Abbott Nutrition scandal

A health scandal has made the crisis even more acute. Abbott Nutrition announced a mass recall of several products after the Food and Drug Administration (FDA) warned consumers to avoid some of their baby formulas following the discovery of a possible link between Abbott formulas and bacterial infections in four babies – all of whom were hospitalised and one of whom died.

The Abbott recall was especially damaging because the company provides free formula across America to people who struggle to pay.

The four children were infected with Cronobacter sakazakii – a rare but lethal bacterium which can cause severe inflammation and even meningitis in infants.

The FDA found traces of this bacterium in an Abbott Nutrition factory in Sturgis, Michigan – concluding in a report published in March that the company had not respected the required hygiene measures.

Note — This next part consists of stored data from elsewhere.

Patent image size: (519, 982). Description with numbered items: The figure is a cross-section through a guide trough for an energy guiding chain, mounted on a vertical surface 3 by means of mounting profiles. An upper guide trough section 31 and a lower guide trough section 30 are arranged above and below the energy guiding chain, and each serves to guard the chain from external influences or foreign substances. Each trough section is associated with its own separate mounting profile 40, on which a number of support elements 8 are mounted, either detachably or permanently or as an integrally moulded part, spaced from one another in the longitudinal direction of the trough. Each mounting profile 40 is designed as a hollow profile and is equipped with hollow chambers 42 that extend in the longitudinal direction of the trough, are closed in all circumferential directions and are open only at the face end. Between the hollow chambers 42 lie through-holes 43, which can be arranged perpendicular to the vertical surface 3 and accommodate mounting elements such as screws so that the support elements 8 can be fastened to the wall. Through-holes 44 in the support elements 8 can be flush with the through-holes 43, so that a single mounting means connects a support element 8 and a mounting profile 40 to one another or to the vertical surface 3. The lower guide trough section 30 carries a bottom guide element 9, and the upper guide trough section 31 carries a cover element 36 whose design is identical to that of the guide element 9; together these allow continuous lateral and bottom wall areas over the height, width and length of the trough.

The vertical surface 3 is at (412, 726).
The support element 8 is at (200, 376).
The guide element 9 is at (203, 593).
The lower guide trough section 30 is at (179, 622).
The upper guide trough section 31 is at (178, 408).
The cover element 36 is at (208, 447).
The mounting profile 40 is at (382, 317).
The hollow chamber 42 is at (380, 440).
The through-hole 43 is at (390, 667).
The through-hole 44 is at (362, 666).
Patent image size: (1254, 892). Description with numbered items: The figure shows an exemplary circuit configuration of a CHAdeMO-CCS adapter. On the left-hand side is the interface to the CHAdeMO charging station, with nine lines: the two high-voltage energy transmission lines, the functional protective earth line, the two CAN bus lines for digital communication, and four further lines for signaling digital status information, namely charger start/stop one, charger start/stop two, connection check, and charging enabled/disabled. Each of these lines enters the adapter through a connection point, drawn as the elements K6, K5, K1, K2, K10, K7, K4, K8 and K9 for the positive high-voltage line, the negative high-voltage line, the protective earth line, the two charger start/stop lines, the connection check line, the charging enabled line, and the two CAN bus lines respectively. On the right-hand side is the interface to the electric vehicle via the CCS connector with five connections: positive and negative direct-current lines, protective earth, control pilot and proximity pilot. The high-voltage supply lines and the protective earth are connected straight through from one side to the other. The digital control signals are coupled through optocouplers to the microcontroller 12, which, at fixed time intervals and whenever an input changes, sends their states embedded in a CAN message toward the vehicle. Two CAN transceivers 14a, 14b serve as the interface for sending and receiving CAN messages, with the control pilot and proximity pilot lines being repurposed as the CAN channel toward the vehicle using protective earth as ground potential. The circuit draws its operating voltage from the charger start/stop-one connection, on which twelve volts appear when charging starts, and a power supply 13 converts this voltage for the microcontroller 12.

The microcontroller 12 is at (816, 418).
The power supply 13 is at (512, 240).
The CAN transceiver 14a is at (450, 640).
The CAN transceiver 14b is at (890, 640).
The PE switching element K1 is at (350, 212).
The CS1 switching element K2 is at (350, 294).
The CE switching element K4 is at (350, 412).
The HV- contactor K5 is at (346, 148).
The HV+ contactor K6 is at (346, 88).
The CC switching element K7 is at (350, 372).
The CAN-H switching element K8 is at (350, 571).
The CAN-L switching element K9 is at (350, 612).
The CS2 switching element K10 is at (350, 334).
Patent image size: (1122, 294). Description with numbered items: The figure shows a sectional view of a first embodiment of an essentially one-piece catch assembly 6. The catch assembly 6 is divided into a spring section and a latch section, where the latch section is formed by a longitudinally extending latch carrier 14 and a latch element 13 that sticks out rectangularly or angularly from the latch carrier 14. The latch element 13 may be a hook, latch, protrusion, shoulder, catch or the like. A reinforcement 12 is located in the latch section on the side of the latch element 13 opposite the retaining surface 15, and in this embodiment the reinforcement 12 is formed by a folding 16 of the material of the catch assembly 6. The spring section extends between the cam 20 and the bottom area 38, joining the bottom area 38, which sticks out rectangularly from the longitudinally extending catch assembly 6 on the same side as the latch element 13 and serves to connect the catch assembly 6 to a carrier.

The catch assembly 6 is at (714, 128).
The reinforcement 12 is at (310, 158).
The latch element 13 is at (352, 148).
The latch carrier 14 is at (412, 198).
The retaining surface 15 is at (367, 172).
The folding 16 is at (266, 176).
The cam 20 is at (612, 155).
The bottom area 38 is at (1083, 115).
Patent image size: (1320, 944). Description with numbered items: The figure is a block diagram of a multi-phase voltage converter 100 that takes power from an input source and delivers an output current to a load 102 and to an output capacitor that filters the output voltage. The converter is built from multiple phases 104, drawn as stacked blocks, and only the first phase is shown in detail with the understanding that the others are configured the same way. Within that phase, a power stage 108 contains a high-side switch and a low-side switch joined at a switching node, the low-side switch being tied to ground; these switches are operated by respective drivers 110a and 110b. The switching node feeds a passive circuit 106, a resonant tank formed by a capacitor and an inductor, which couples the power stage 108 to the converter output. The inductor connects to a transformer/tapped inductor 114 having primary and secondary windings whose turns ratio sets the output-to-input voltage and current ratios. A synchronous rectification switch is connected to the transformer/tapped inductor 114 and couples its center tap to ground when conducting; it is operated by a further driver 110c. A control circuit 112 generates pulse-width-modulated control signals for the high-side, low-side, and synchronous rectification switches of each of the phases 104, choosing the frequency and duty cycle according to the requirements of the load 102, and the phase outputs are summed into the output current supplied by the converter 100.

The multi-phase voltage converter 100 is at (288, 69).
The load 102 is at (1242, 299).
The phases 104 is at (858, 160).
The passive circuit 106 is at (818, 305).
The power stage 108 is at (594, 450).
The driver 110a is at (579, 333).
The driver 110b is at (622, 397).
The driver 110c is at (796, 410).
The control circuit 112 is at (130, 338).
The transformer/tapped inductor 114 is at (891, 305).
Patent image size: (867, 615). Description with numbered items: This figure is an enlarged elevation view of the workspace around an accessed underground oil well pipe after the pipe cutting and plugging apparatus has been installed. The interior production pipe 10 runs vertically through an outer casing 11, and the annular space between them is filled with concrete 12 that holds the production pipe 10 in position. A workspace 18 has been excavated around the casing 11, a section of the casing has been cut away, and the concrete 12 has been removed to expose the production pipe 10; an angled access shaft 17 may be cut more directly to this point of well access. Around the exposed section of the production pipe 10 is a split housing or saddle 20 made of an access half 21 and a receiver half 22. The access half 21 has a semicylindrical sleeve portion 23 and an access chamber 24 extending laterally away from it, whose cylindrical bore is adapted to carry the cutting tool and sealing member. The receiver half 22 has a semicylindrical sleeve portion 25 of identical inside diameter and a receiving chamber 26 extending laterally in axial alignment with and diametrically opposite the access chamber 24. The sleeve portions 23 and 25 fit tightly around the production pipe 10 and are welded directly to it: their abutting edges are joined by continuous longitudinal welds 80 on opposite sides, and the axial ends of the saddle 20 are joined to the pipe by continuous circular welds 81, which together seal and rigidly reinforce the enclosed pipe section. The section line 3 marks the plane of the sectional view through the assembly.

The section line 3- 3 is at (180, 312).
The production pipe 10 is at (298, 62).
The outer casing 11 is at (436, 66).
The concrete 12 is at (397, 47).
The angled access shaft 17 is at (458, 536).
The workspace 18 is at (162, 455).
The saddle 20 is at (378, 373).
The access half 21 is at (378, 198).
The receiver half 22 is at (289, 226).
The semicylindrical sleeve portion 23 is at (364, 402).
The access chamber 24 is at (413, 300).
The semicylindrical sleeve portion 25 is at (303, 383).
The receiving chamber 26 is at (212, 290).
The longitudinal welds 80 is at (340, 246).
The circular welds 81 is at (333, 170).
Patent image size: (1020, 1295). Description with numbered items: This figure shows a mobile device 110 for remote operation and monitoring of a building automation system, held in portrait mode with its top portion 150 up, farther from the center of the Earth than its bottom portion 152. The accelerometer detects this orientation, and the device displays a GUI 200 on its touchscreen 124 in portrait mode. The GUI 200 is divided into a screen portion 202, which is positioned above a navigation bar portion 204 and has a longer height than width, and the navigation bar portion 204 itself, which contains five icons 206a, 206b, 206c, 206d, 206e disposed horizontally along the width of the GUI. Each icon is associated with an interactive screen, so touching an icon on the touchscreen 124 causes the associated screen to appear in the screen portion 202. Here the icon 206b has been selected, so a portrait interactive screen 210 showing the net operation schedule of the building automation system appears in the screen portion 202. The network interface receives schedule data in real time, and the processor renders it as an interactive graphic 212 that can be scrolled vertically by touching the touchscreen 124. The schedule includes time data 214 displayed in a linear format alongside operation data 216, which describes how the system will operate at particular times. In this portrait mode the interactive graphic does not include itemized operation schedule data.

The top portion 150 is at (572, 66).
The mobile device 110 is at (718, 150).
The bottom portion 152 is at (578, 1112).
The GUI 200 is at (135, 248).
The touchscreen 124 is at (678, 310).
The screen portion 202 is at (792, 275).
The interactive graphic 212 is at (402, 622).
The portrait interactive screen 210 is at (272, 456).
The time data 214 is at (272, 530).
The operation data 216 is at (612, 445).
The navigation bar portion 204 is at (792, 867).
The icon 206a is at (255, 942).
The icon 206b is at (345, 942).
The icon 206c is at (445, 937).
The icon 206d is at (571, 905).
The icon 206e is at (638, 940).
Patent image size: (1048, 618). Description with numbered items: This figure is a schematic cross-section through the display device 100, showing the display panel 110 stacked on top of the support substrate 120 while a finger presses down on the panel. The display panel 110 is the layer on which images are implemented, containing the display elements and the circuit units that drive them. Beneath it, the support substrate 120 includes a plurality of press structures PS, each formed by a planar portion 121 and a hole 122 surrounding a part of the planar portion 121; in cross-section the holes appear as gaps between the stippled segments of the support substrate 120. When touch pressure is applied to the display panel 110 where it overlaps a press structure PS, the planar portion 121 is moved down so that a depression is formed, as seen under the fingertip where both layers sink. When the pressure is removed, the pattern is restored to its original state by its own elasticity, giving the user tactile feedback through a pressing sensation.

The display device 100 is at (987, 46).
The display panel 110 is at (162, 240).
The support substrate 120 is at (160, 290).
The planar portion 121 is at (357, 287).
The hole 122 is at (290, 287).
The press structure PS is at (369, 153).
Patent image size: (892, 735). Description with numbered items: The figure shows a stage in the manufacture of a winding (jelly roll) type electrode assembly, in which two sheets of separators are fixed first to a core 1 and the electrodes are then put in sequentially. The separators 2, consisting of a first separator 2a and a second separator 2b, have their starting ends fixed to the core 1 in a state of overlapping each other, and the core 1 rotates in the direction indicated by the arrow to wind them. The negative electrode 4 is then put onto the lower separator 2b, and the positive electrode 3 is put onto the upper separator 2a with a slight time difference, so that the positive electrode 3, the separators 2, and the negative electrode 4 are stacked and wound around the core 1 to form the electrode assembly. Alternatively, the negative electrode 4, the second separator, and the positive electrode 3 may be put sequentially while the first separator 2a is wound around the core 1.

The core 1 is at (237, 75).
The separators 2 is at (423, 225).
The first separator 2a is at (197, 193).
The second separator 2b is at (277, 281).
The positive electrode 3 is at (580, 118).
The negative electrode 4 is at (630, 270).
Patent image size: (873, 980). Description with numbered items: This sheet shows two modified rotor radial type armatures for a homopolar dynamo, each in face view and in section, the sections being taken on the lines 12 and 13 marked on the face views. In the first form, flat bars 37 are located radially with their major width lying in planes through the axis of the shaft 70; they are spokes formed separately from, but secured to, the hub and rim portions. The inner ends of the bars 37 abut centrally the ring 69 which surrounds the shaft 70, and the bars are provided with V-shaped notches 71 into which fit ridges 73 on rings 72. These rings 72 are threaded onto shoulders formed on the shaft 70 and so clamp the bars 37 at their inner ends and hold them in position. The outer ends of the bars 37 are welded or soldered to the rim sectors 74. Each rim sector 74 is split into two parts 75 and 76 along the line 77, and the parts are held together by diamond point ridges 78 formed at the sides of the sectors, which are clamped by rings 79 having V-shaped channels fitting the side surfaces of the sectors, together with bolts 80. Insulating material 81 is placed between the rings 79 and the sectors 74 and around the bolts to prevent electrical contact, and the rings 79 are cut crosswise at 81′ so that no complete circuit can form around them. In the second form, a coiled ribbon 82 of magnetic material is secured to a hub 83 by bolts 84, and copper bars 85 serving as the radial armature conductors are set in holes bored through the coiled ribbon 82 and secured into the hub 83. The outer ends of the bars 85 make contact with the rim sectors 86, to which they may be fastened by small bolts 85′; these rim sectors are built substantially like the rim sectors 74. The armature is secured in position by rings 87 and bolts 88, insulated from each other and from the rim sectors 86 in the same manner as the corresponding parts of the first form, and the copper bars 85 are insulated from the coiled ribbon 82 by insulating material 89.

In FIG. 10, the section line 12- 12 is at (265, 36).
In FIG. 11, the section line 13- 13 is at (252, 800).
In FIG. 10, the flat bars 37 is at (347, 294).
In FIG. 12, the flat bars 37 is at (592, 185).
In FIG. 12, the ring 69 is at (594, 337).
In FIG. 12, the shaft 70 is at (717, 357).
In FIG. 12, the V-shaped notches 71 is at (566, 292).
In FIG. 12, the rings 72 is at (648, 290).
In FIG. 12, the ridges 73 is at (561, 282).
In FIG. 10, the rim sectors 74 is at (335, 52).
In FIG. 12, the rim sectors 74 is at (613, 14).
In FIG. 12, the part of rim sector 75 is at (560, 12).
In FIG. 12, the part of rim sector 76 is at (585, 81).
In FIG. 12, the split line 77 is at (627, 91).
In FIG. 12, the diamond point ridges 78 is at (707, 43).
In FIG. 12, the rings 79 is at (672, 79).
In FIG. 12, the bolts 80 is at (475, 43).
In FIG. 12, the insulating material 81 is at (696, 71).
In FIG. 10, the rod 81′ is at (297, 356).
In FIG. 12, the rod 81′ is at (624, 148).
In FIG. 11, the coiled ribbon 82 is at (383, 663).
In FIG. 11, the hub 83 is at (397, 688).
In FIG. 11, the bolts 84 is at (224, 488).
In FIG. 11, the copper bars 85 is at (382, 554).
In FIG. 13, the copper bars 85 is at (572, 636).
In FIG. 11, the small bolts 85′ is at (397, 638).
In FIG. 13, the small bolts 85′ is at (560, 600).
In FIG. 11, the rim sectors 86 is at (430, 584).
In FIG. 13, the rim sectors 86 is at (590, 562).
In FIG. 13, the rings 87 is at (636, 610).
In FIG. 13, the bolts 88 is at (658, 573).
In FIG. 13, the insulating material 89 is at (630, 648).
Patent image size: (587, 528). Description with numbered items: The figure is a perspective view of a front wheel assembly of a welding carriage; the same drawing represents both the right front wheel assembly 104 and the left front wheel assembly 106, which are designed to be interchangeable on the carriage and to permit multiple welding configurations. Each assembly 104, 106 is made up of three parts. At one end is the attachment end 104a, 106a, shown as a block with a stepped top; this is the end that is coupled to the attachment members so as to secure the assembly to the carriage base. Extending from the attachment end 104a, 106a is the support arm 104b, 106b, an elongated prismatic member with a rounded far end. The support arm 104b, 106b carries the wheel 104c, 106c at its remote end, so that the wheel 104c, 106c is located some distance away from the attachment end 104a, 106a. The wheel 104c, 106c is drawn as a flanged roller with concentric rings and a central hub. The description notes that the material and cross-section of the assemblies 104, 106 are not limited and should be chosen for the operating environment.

The scandal gained momentum in April when US media reported that a whistleblower had informed the FDA of hygiene failures at the Sturgis plant six months before the Cronobacter cases were discovered.

Abbott Nutrition disputed the FDA’s findings and blamed the whistleblower allegations on the resentment of a fired former employee. Nevertheless, the company followed the FDA’s recommendations and announced another product recall in March.

In the meantime, most large shopping outlets have limited the number of cans of baby formula that can be purchased per customer to try and manage the problem.

This article was translated from the original in French.